Stonegate Mortgage is ensuring its customers — small- to mid-size correspondents — have access to liquidity during a time of when many nonbank warehouse lenders are disappearing.
The Indianapolis-based independently owned mortgage lender and servicer is growing rapidly. It just acquired warehouse lender NattyMac from Guggenheim Partners. The financial terms of the deal were not disclosed.
“There’s been an overall general lack of liquidity for those small- to mid-market correspondent lenders,” Stonegate Chief Executive Jim Cutillo says. “We’ll be able to provide funding for those loans and then position ourselves to acquire the loan and retain the servicing, which is really our overarching strategy.”
Stonegate’s revenues year-to-date hover 340% above 2011, while its servicing portfolio ballooned 235%, led by its correspondent channel, which in that period has grown 519% over 2011.
Three channels make up the company’s origination platform: a direct-to-consumer retail channel; a wholesale channel that buys loans form mortgage brokers; and a correspondent channel that buys loans from independent mortgage bankers.
The contracting number of nonbank warehouse lenders partly attracted Cutillo to St.
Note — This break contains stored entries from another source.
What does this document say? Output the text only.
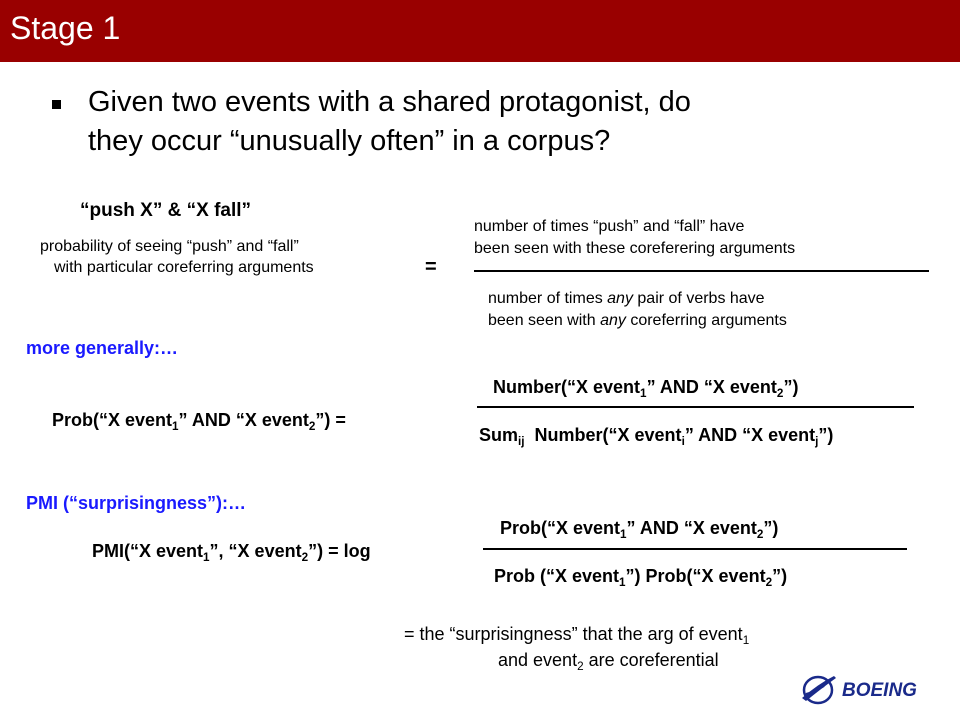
Stage 1
Given two events with a shared protagonist, do
they occur “unusually often” in a corpus?
“push X” & “X fall”
probability of seeing “push” and “fall”
with particular coreferring arguments	=
number of times “push” and “fall” have
been seen with these coreferering arguments
number of times any pair of verbs have
been seen with any coreferring arguments
more generally:…
Number(“X event$_1$” AND “X event$_2$”)
Prob(“X event$_1$” AND “X event$_2$”) =
Sum$_{ij}$  Number(“X event$_i$” AND “X event$_j$”)
PMI (“surprisingness”):…
Prob(“X event$_1$” AND “X event$_2$”)
PMI(“X event$_1$”, “X event$_2$”) = log
Prob (“X event$_1$”) Prob(“X event$_2$”)
= the “surprisingness” that the arg of event$_1$
and event$_2$ are coreferential
BOEING
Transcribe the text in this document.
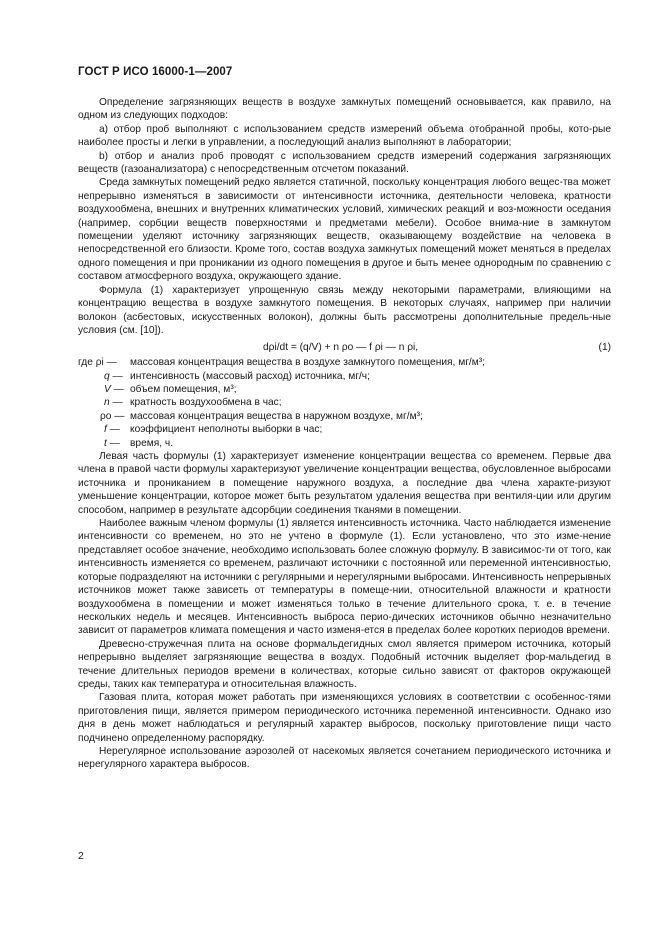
ГОСТ Р ИСО 16000-1—2007

Определение загрязняющих веществ в воздухе замкнутых помещений основывается, как правило, на одном из следующих подходов:

a) отбор проб выполняют с использованием средств измерений объема отобранной пробы, кото-рые наиболее просты и легки в управлении, а последующий анализ выполняют в лаборатории;

b) отбор и анализ проб проводят с использованием средств измерений содержания загрязняющих веществ (газоанализатора) с непосредственным отсчетом показаний.

Среда замкнутых помещений редко является статичной, поскольку концентрация любого вещес-тва может непрерывно изменяться в зависимости от интенсивности источника, деятельности человека, кратности воздухообмена, внешних и внутренних климатических условий, химических реакций и воз-можности оседания (например, сорбции веществ поверхностями и предметами мебели). Особое внима-ние в замкнутом помещении уделяют источнику загрязняющих веществ, оказывающему воздействие на человека в непосредственной его близости. Кроме того, состав воздуха замкнутых помещений может меняться в пределах одного помещения и при проникании из одного помещения в другое и быть менее однородным по сравнению с составом атмосферного воздуха, окружающего здание.

Формула (1) характеризует упрощенную связь между некоторыми параметрами, влияющими на концентрацию вещества в воздухе замкнутого помещения. В некоторых случаях, например при наличии волокон (асбестовых, искусственных волокон), должны быть рассмотрены дополнительные предель-ные условия (см. [10]).

dρi/dt = (q/V) + n ρo — f ρi — n ρi,	(1)
где ρi — массовая концентрация вещества в воздухе замкнутого помещения, мг/м³;
q — интенсивность (массовый расход) источника, мг/ч;
V — объем помещения, м³;
n — кратность воздухообмена в час;
ρo — массовая концентрация вещества в наружном воздухе, мг/м³;
f — коэффициент неполноты выборки в час;
t — время, ч.

Левая часть формулы (1) характеризует изменение концентрации вещества со временем. Первые два члена в правой части формулы характеризуют увеличение концентрации вещества, обусловленное выбросами источника и прониканием в помещение наружного воздуха, а последние два члена характе-ризуют уменьшение концентрации, которое может быть результатом удаления вещества при вентиля-ции или другим способом, например в результате адсорбции соединения тканями в помещении.

Наиболее важным членом формулы (1) является интенсивность источника. Часто наблюдается изменение интенсивности со временем, но это не учтено в формуле (1). Если установлено, что это изме-нение представляет особое значение, необходимо использовать более сложную формулу. В зависимос-ти от того, как интенсивность изменяется со временем, различают источники с постоянной или переменной интенсивностью, которые подразделяют на источники с регулярными и нерегулярными выбросами. Интенсивность непрерывных источников может также зависеть от температуры в помеще-нии, относительной влажности и кратности воздухообмена в помещении и может изменяться только в течение длительного срока, т. е. в течение нескольких недель и месяцев. Интенсивность выброса перио-дических источников обычно незначительно зависит от параметров климата помещения и часто изменя-ется в пределах более коротких периодов времени.

Древесно-стружечная плита на основе формальдегидных смол является примером источника, который непрерывно выделяет загрязняющие вещества в воздух. Подобный источник выделяет фор-мальдегид в течение длительных периодов времени в количествах, которые сильно зависят от факторов окружающей среды, таких как температура и относительная влажность.

Газовая плита, которая может работать при изменяющихся условиях в соответствии с особеннос-тями приготовления пищи, является примером периодического источника переменной интенсивности. Однако изо дня в день может наблюдаться и регулярный характер выбросов, поскольку приготовление пищи часто подчинено определенному распорядку.

Нерегулярное использование аэрозолей от насекомых является сочетанием периодического источника и нерегулярного характера выбросов.

2
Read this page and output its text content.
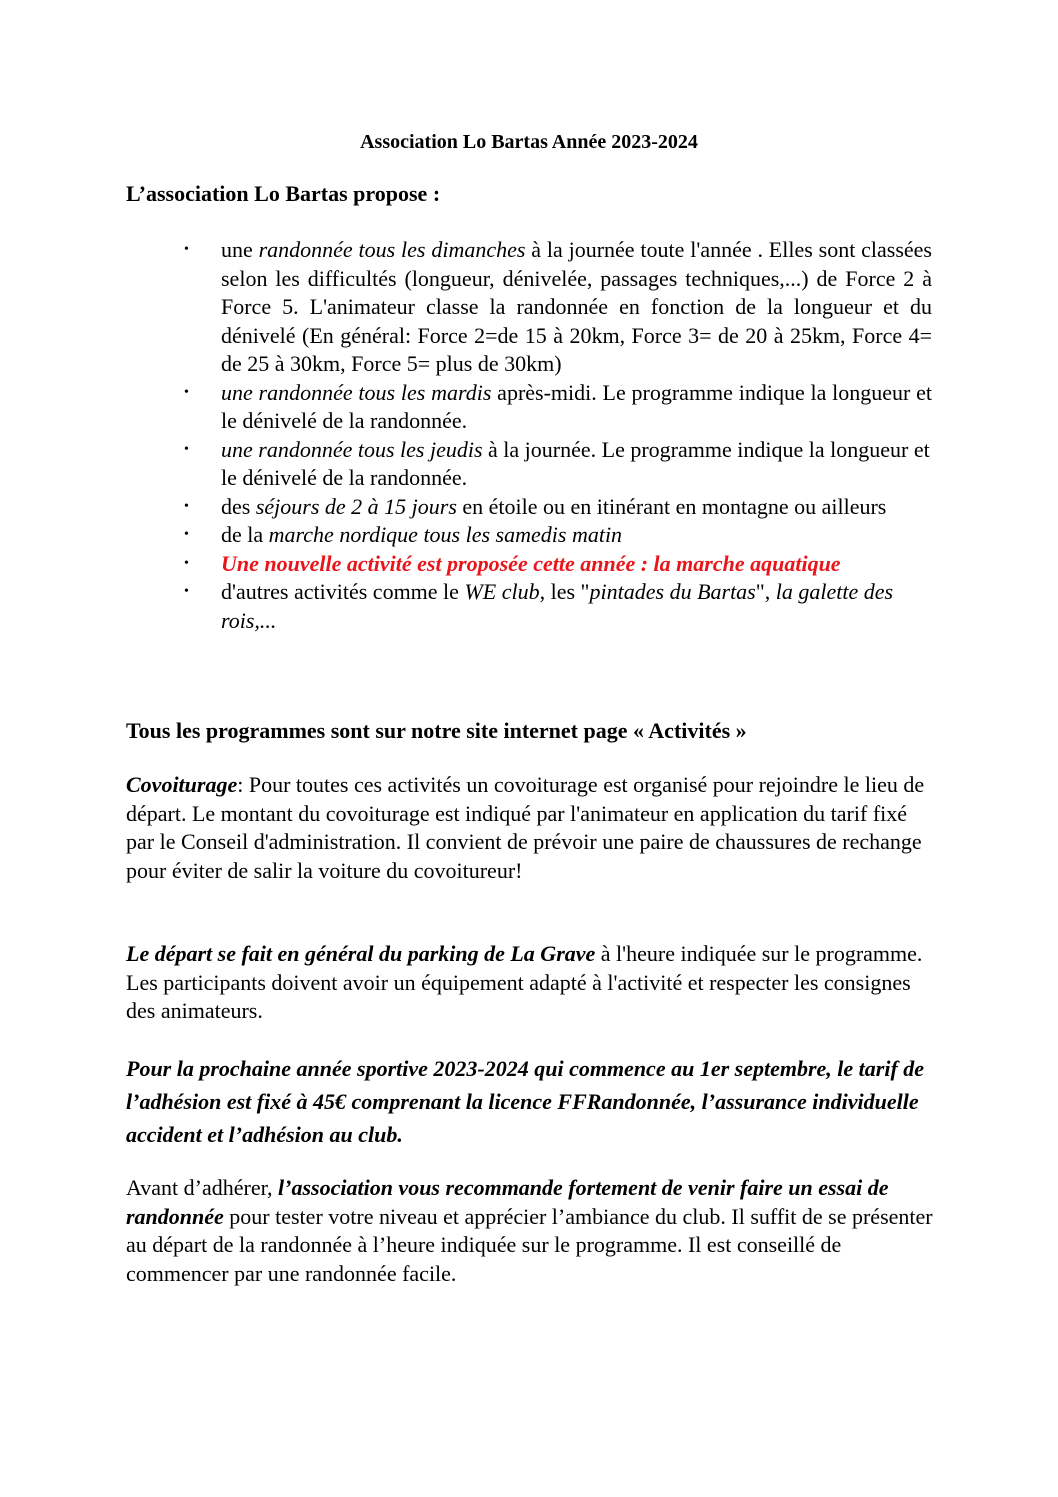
Association Lo Bartas Année 2023-2024
L’association Lo Bartas propose :
• une randonnée tous les dimanches à la journée toute l'année . Elles sont classées selon les difficultés (longueur, dénivelée, passages techniques,...) de Force 2 à Force 5. L'animateur classe la randonnée en fonction de la longueur et du dénivelé (En général: Force 2=de 15 à 20km, Force 3= de 20 à 25km, Force 4= de 25 à 30km, Force 5= plus de 30km)
• une randonnée tous les mardis après-midi. Le programme indique la longueur et le dénivelé de la randonnée.
• une randonnée tous les jeudis à la journée. Le programme indique la longueur et le dénivelé de la randonnée.
• des séjours de 2 à 15 jours en étoile ou en itinérant en montagne ou ailleurs
• de la marche nordique tous les samedis matin
• Une nouvelle activité est proposée cette année : la marche aquatique
• d'autres activités comme le WE club, les "pintades du Bartas", la galette des rois,...
Tous les programmes sont sur notre site internet page « Activités »
Covoiturage: Pour toutes ces activités un covoiturage est organisé pour rejoindre le lieu de départ. Le montant du covoiturage est indiqué par l'animateur en application du tarif fixé par le Conseil d'administration. Il convient de prévoir une paire de chaussures de rechange pour éviter de salir la voiture du covoitureur!
Le départ se fait en général du parking de La Grave à l'heure indiquée sur le programme. Les participants doivent avoir un équipement adapté à l'activité et respecter les consignes des animateurs.
Pour la prochaine année sportive 2023-2024 qui commence au 1er septembre, le tarif de l’adhésion est fixé à 45€ comprenant la licence FFRandonnée, l’assurance individuelle accident et l’adhésion au club.
Avant d’adhérer, l’association vous recommande fortement de venir faire un essai de randonnée pour tester votre niveau et apprécier l’ambiance du club. Il suffit de se présenter au départ de la randonnée à l’heure indiquée sur le programme. Il est conseillé de commencer par une randonnée facile.
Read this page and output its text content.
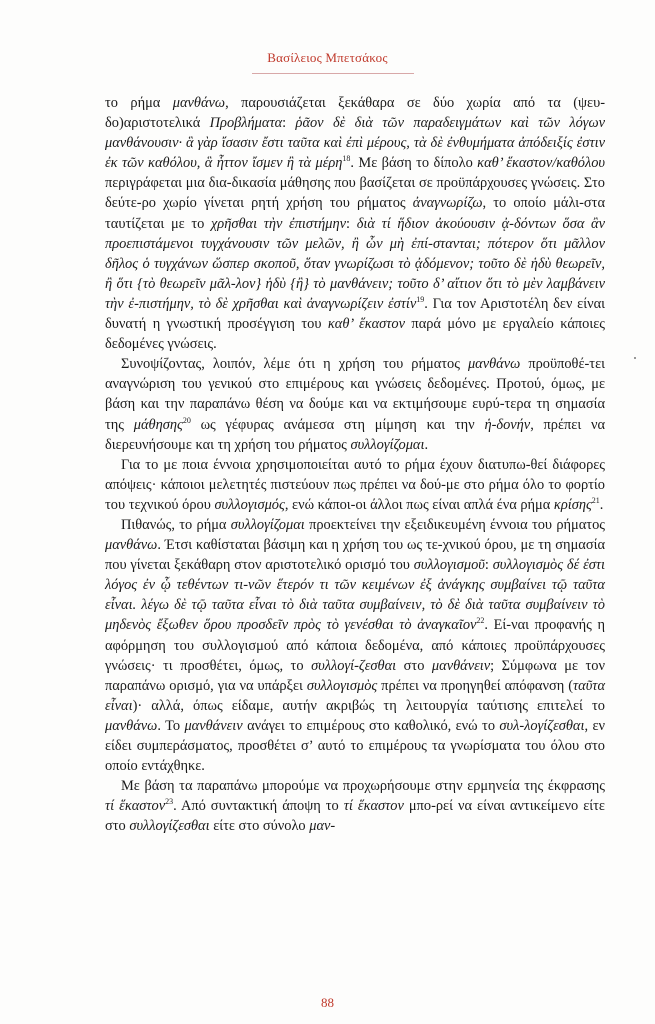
Βασίλειος Μπετσάκος

το ρήμα μανθάνω, παρουσιάζεται ξεκάθαρα σε δύο χωρία από τα (ψευ-δο)αριστοτελικά Προβλήματα: ῥᾶον δὲ διὰ τῶν παραδειγμάτων καὶ τῶν λόγων μανθάνουσιν· ἃ γὰρ ἴσασιν ἔστι ταῦτα καὶ ἐπὶ μέρους, τὰ δὲ ἐνθυμήματα ἀπόδειξίς ἐστιν ἐκ τῶν καθόλου, ἃ ἧττον ἴσμεν ἢ τὰ μέρη$^{18}$. Με βάση το δίπολο καθ’ ἕκαστον/καθόλου περιγράφεται μια δια-δικασία μάθησης που βασίζεται σε προϋπάρχουσες γνώσεις. Στο δεύτε-ρο χωρίο γίνεται ρητή χρήση του ρήματος ἀναγνωρίζω, το οποίο μάλι-στα ταυτίζεται με το χρῆσθαι τὴν ἐπιστήμην: διὰ τί ἥδιον ἀκούουσιν ᾀ-δόντων ὅσα ἂν προεπιστάμενοι τυγχάνουσιν τῶν μελῶν, ἢ ὧν μὴ ἐπί-στανται; πότερον ὅτι μᾶλλον δῆλος ὁ τυγχάνων ὥσπερ σκοποῦ, ὅταν γνωρίζωσι τὸ ᾀδόμενον; τοῦτο δὲ ἡδὺ θεωρεῖν, ἢ ὅτι {τὸ θεωρεῖν μᾶλ-λον} ἡδὺ {ἢ} τὸ μανθάνειν; τοῦτο δ’ αἴτιον ὅτι τὸ μὲν λαμβάνειν τὴν ἐ-πιστήμην, τὸ δὲ χρῆσθαι καὶ ἀναγνωρίζειν ἐστίν$^{19}$. Για τον Αριστοτέλη δεν είναι δυνατή η γνωστική προσέγγιση του καθ’ ἕκαστον παρά μόνο με εργαλείο κάποιες δεδομένες γνώσεις.

Συνοψίζοντας, λοιπόν, λέμε ότι η χρήση του ρήματος μανθάνω προϋποθέ-τει αναγνώριση του γενικού στο επιμέρους και γνώσεις δεδομένες. Προτού, όμως, με βάση και την παραπάνω θέση να δούμε και να εκτιμήσουμε ευρύ-τερα τη σημασία της μάθησης$^{20}$ ως γέφυρας ανάμεσα στη μίμηση και την ἡ-δονήν, πρέπει να διερευνήσουμε και τη χρήση του ρήματος συλλογίζομαι.

Για το με ποια έννοια χρησιμοποιείται αυτό το ρήμα έχουν διατυπω-θεί διάφορες απόψεις· κάποιοι μελετητές πιστεύουν πως πρέπει να δού-με στο ρήμα όλο το φορτίο του τεχνικού όρου συλλογισμός, ενώ κάποι-οι άλλοι πως είναι απλά ένα ρήμα κρίσης$^{21}$.

Πιθανώς, το ρήμα συλλογίζομαι προεκτείνει την εξειδικευμένη έννοια του ρήματος μανθάνω. Έτσι καθίσταται βάσιμη και η χρήση του ως τε-χνικού όρου, με τη σημασία που γίνεται ξεκάθαρη στον αριστοτελικό ορισμό του συλλογισμοῦ: συλλογισμὸς δέ ἐστι λόγος ἐν ᾧ τεθέντων τι-νῶν ἕτερόν τι τῶν κειμένων ἐξ ἀνάγκης συμβαίνει τῷ ταῦτα εἶναι. λέγω δὲ τῷ ταῦτα εἶναι τὸ διὰ ταῦτα συμβαίνειν, τὸ δὲ διὰ ταῦτα συμβαίνειν τὸ μηδενὸς ἔξωθεν ὅρου προσδεῖν πρὸς τὸ γενέσθαι τὸ ἀναγκαῖον$^{22}$. Εί-ναι προφανής η αφόρμηση του συλλογισμού από κάποια δεδομένα, από κάποιες προϋπάρχουσες γνώσεις· τι προσθέτει, όμως, το συλλογί-ζεσθαι στο μανθάνειν; Σύμφωνα με τον παραπάνω ορισμό, για να υπάρξει συλλογισμὸς πρέπει να προηγηθεί απόφανση (ταῦτα εἶναι)· αλλά, όπως είδαμε, αυτήν ακριβώς τη λειτουργία ταύτισης επιτελεί το μανθάνω. Το μανθάνειν ανάγει το επιμέρους στο καθολικό, ενώ το συλ-λογίζεσθαι, εν είδει συμπεράσματος, προσθέτει σ’ αυτό το επιμέρους τα γνωρίσματα του όλου στο οποίο εντάχθηκε.

Με βάση τα παραπάνω μπορούμε να προχωρήσουμε στην ερμηνεία της έκφρασης τί ἕκαστον$^{23}$. Από συντακτική άποψη το τί ἕκαστον μπο-ρεί να είναι αντικείμενο είτε στο συλλογίζεσθαι είτε στο σύνολο μαν-

88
Petersburg, Fla.-based NattyMac, which began in 2004 and is led by Chief Operating Officer John VanDolah.
“If you’re an independent correspondent and you require warehouse funding to fund your loans, I think you’d have to be concerned about the small number of nonbank warehouse lenders because the banks have been through great challenging times over the past five years,” Cutillo says. “There’s not a lot of liquidity there for them to fund loans on the warehouse side because of regulation.”
Cutillo says Basel III implementations, which puts more pressure on bank balance sheets, will curb warehouse lending even more.
In March, Stonegate announced plans to expand its third party originations and servicing portfolio after completing a private equity transaction with Long Ridge Equity Partners in, a New York-based private investment firm. And it continues to expand geographically from the 30 states it’s licensed to boost market share.
The purchase of NattyMac’s warehouse platform and its processes adds momentum to the Stonegate’s business strategy, which involves creating an integrated warehouse and loan sale solution for its clients and expanding the platform by offering servicing flow transactions for Fannie Mae-, Freddie Mac– and Ginnie Mae-eligible loans.
“We didn’t want to start from scratch, so we thought it was a better play to acquire an existing entity that had experience and a good team,” Cutillo says.